Read the highlights below. Or, visit Younomy’s blog to read the whole interview.
Younomy: Your book places huge emphasize on interactivity. Do you think investment in facilitating digital or social media interactions – in terms of creating digital infrastructure, deploying people to manage community, developing widgets, offering incentives to encourage participation, etc, to make “immediate” business sense as much as investments in products or services make?
Andy: I think there can be few things more worth investing in than in tools – digital or otherwise that create meaningful interactions between a company and its customers. The evolution of the social web has provided an opportunity for brands to engage with their customers in a way that involves very little effort on the part of the customer. All other things being equal this should translate into the opportunity to develop a wealth of extremely broad customer insights that in turn lead to better products and services. So the trade-off between investing in product and in interacting with customers is only encountered by companies who see the opportunity to engage merely as a means to promote their offerings.

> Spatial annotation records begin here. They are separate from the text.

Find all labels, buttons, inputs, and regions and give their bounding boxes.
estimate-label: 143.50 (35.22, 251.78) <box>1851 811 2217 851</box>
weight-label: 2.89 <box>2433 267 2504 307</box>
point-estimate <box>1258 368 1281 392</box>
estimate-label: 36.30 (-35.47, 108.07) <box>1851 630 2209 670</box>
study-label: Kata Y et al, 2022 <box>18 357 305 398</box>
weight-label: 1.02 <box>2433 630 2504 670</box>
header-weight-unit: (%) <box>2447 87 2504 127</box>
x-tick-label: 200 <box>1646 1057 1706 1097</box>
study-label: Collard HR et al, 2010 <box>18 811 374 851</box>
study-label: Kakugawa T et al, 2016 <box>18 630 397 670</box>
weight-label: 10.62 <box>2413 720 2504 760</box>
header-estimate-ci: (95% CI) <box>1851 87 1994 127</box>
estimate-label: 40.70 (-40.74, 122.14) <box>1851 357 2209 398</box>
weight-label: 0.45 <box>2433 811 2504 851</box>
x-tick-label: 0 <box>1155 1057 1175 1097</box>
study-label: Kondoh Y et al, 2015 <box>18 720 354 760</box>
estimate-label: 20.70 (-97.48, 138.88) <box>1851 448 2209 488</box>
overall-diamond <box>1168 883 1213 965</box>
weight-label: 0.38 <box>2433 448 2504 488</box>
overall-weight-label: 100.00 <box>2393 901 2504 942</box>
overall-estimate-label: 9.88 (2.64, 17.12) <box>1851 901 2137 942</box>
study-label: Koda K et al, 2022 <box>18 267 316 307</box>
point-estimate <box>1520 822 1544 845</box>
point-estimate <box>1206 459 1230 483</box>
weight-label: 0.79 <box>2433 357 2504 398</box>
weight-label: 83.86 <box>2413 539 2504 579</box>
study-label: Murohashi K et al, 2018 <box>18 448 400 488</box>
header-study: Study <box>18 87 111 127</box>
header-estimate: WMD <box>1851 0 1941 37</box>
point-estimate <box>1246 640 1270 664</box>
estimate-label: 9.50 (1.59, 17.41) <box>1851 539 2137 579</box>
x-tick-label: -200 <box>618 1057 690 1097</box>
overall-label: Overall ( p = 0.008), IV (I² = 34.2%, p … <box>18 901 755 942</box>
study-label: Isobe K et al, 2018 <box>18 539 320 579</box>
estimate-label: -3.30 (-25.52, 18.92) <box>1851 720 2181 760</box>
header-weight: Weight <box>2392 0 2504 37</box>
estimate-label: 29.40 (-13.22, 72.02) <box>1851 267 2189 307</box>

The social web is not just a new place for companies to put ads. Those that view it that way are not only wasting their money, they are possibly missing an unprecedented chance to learn a huge amount about their customer and how to fulfill their current and future needs. One last point, here, when it comes to the number of customers to listen to, beyond a certain point size doesn’t matter. It’s a great deal more important to direct effort toward really listening to the relatively few highly engaged customers who say they can’t live without your product than to the many more weak-tie participants that encounter your company solely for a contest entry and a chance to win a trip to Disneyland.

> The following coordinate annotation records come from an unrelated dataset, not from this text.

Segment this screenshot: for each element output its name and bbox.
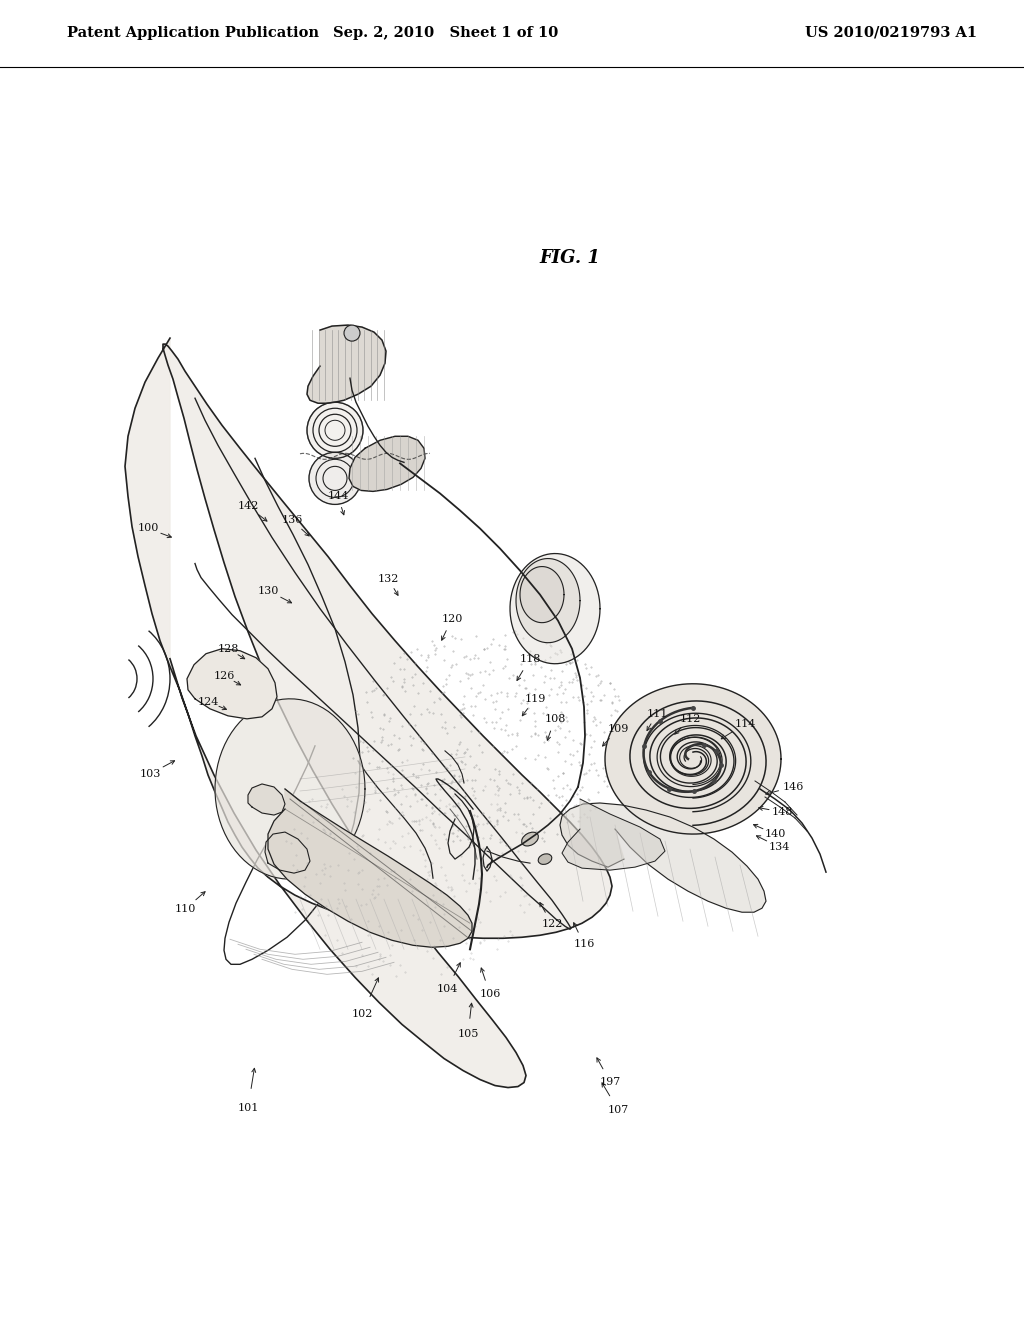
Text: Patent Application Publication: Patent Application Publication xyxy=(67,25,318,40)
Text: 118: 118 xyxy=(519,653,541,664)
Polygon shape xyxy=(562,799,665,870)
Text: 142: 142 xyxy=(238,502,259,511)
Text: 140: 140 xyxy=(764,829,785,840)
Text: 111: 111 xyxy=(646,709,668,719)
Polygon shape xyxy=(605,684,781,834)
Text: 130: 130 xyxy=(257,586,279,595)
Text: 197: 197 xyxy=(599,1077,621,1086)
Text: 109: 109 xyxy=(607,723,629,734)
Text: 104: 104 xyxy=(436,985,458,994)
Text: 114: 114 xyxy=(734,719,756,729)
Text: 144: 144 xyxy=(328,491,349,502)
Ellipse shape xyxy=(539,854,552,865)
Text: 116: 116 xyxy=(573,940,595,949)
Ellipse shape xyxy=(521,832,539,846)
Text: 146: 146 xyxy=(782,781,804,792)
Polygon shape xyxy=(265,832,310,873)
Text: 136: 136 xyxy=(282,516,303,525)
Polygon shape xyxy=(560,803,766,912)
Text: 124: 124 xyxy=(198,697,219,706)
Text: Sep. 2, 2010   Sheet 1 of 10: Sep. 2, 2010 Sheet 1 of 10 xyxy=(333,25,558,40)
Polygon shape xyxy=(307,325,386,403)
Polygon shape xyxy=(215,698,365,879)
Text: 105: 105 xyxy=(458,1030,478,1039)
Circle shape xyxy=(307,403,362,458)
Text: 128: 128 xyxy=(217,644,239,653)
Text: 126: 126 xyxy=(213,671,234,681)
Polygon shape xyxy=(248,784,285,814)
Text: 108: 108 xyxy=(545,714,565,723)
Text: 120: 120 xyxy=(441,614,463,623)
Polygon shape xyxy=(268,789,472,948)
Text: 107: 107 xyxy=(607,1105,629,1114)
Text: 134: 134 xyxy=(768,842,790,853)
Text: 132: 132 xyxy=(377,574,398,583)
Polygon shape xyxy=(520,566,564,623)
Text: 102: 102 xyxy=(351,1010,373,1019)
Circle shape xyxy=(309,453,361,504)
Text: US 2010/0219793 A1: US 2010/0219793 A1 xyxy=(805,25,977,40)
Text: 112: 112 xyxy=(679,714,700,723)
Circle shape xyxy=(344,325,360,341)
Polygon shape xyxy=(187,648,278,719)
Text: 106: 106 xyxy=(479,990,501,999)
Text: 101: 101 xyxy=(238,1102,259,1113)
Text: FIG. 1: FIG. 1 xyxy=(540,249,600,267)
Polygon shape xyxy=(349,437,425,491)
Polygon shape xyxy=(510,553,600,664)
Text: 100: 100 xyxy=(137,524,159,533)
Text: 122: 122 xyxy=(542,919,562,929)
Polygon shape xyxy=(125,338,612,1088)
Text: 119: 119 xyxy=(524,694,546,704)
Polygon shape xyxy=(516,558,580,643)
Text: 148: 148 xyxy=(771,807,793,817)
Text: 110: 110 xyxy=(174,904,196,915)
Text: 103: 103 xyxy=(139,770,161,779)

There appears to be two ways to co-create or crowd source product ideas: 1) going to communities with specific problems (the P&G’s Connect and Develop model), and 2) going to communities without any specifications (the Threadless model). Are there any other ways apart from these two to source ideas? What works best in the long run?
Crowdsourcing presents great opportunities, but has achieved such buzzword status that many people have difficulty contemplating it seriously. There are many examples which have been noted for success such as My Starbucks Idea, Dell’s IdeaStorm, and Threadless among others. As with any effort we profile in The Dragonfly Effect, the key is to have a single, clear goal of what you want to achieve. Each crowdsourcing approach differs in that each is designed to fulfill a different need. Starbucks and Dell wanted help getting the voice of the consumer out of market research and into the part of the business where products are conceived. Threadless was designed not to support an existing business with insight but to have people cross the line between customer and producer, with a lot of decision-making in between allowing a totally new market to develop–not dissimilar to eBay.
I would not say that any of these success stories have been without specification. In each there is a game layer of sorts with rules and roles that direct how people contribute and spend their energy. For most companies, the result of a goal-focused design process may result with a crowdsourcing structure more like Dell, Starbucks or P&G. But it is a mistake to simply imitate. The question needs to be asked: if I could get a thousand customers/employees/partners to help me, what would I ask them to do?
Having a clear goal for crowdsourcing is vital and so is a methodology that attracts the best mix of participants and has a way to filter ideas. Thankfully there is a growing number of firms, from BrightIdea to Spigit, that can help a biz or other org. conduct crowdsourcing. As a fan of your book I wish there had been more coverage of the collaborative side of engagement.